Chris Denbow steht wieder auf, "Pass auf dich auf, Michaela."

"Du auch.", lächelt sie unbeschwert zurück, "Sag mir, wenn ihr eine neue Spur habt. Ich helfe gerne."

"Wegen deinem Dad.", bestätigt er, "Also, bis demnächst, bye.", er verlässt das Haus.

Ein paar Sekunden schaut sie ihm noch hinterher. Er ist wirklich nett. Leichtgläubig, um nicht zu sagen naiv, treu doof aber vom Herzen gut. Bei ihm könnte man wirklich sagen, 'gleich und gleich gesellt sich gern.' Er war ein guter Freund von Gibson. So ähnlich ist auch seine Art.

Ein lautes Räuspern reißt ihre Gedanken wieder zurück in die Realität. Zum Schluss hat sie Hoffman total vergessen. Sie geht zur Tür, öffnet diese vorsichtig, schaut hinein. Auf einen Stock gestützt steht Mark vor ihr. Er ist wütend. Von Wahnsinn ergriffen wirft er sich auf sie, drückt ihre Kehle Stück für Stück zu, "Was sollte das, du Schlampe? Du führst den Cop extra auf meine Spur?!?", brüllt er.

"D... denk a...n uns...ere Ab...mach...ung...", röchelt sie. Ihr wird ein wenig schwindelig.

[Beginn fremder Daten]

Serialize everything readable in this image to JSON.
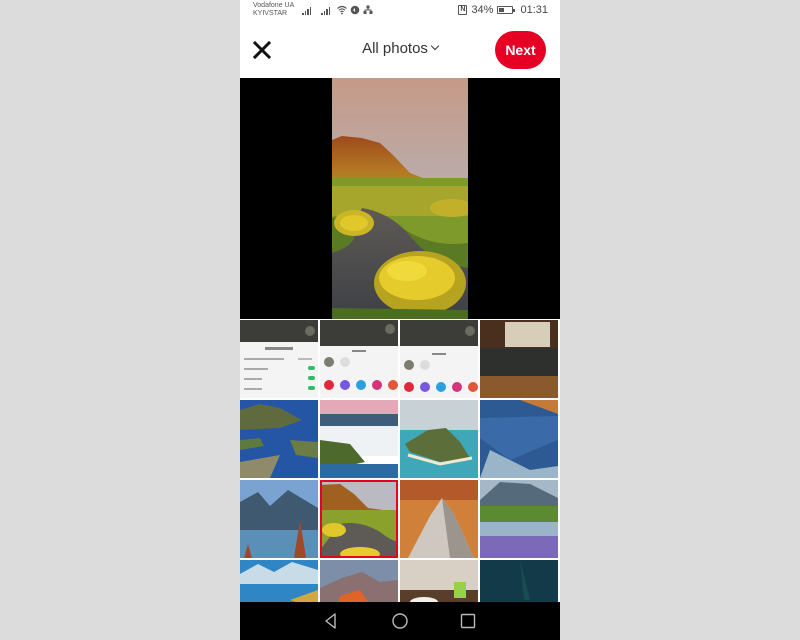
{
  "status_bar": {
    "carrier_1": "Vodafone UA",
    "carrier_2": "KYIVSTAR",
    "battery_percent": "34%",
    "battery_level": 0.34,
    "time": "01:31",
    "nfc_label": "N",
    "icons": [
      "signal-icon",
      "signal-icon",
      "wifi-icon",
      "sync-icon",
      "vpn-icon",
      "nfc-icon",
      "battery-icon"
    ]
  },
  "header": {
    "close_icon": "close-icon",
    "album_label": "All photos",
    "next_label": "Next",
    "accent_color": "#e60023"
  },
  "preview": {
    "description": "Selected photo preview: meadow with stream and yellow flowers under a hill"
  },
  "grid": {
    "columns": 4,
    "tiles": [
      {
        "desc": "screenshot - privacy settings sheet",
        "selected": false
      },
      {
        "desc": "screenshot - share sheet",
        "selected": false
      },
      {
        "desc": "screenshot - share sheet",
        "selected": false
      },
      {
        "desc": "photo - bedroom with sofa",
        "selected": false
      },
      {
        "desc": "photo - fjord islands",
        "selected": false
      },
      {
        "desc": "photo - waterfall",
        "selected": false
      },
      {
        "desc": "photo - tropical island",
        "selected": false
      },
      {
        "desc": "photo - lake reflection",
        "selected": false
      },
      {
        "desc": "photo - mountain lake",
        "selected": false
      },
      {
        "desc": "photo - meadow stream with yellow flowers",
        "selected": true
      },
      {
        "desc": "photo - snowy peak at sunset",
        "selected": false
      },
      {
        "desc": "photo - lupine field",
        "selected": false
      },
      {
        "desc": "photo - blue mountains",
        "selected": false
      },
      {
        "desc": "photo - mountain range",
        "selected": false
      },
      {
        "desc": "photo - kitchen",
        "selected": false
      },
      {
        "desc": "photo - aurora night sky",
        "selected": false
      }
    ]
  },
  "navbar": {
    "back": "back-icon",
    "home": "home-icon",
    "recents": "recents-icon"
  }
}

"Die ist nichtig. Du führst sie zu mir!!! Genau das wolltest du verhindern!"

"Ich habe keinen Namen genannt... Lass mich los... sonst wird Chris wissen, wer mich getötet hat..."

Sauer lässt er von ihr ab, bleibt aber -wie bei ihrem ersten Treffen- auf ihrer Brust sitzen, "Danke.", Mika ist immer noch ruhig.

"Das weiß er doch schon. Gibson und er waren befreundet."

"Nein. Sie haben nie über ihre Fälle gesprochen. Denkst du, ich bin so bescheuert und führe Chris auf 'deine Spur', während ich nicht mal weiß, ob sie miteinander über Jigsaw und Jill gesprochen haben? Ist dir nicht einmal aufgefallen, dass du kein, wirklich KEINEN einzigen, Beweis zurückgelassen hast? Obwohl du nicht einmal darauf geachtet hast?"

Er zögert. Was sie sagt stimmt. Zwar hatte er Handschuhe getragen, aber kein Haarnetz.

"Ich sagte doch, ich habe mich vergewissert, ob Jill eine Chance hatte. Ich war im Department, habe die Videoaufzeichnungen 'mitgehen' lassen und auch den Leichensack, in dem du dich eingeschmuggelt hast, gereinigt.", sie beginnt zu husten, "Bitte geh von mir runter. Seit gestern schmerzt mein Torso."

Genervt kommt er ihrer Bitte nach.

Wortwörtlich erleichtert bleibt sie kurz auf dem Boden liegen. Dann rappelt sie sich auf, hilft ihm auf das Bett. Dabei fällt ihr Blick auf das gebrochene Gelenk, "Ich verarzte es jetzt.", verschwindet im angrenzenden Bad und erscheint wieder ein paar Augenblicke später, mit Gips, Mullbinden und Salbe in einer Plastiktüte. Sofort bringt sie Hoffmans Fuß -unter lautem, schmerzerfülltem Stöhnen seinerseits- in Position und beginnt ihn erst zu reinigen, dann in Gips einzuwickeln.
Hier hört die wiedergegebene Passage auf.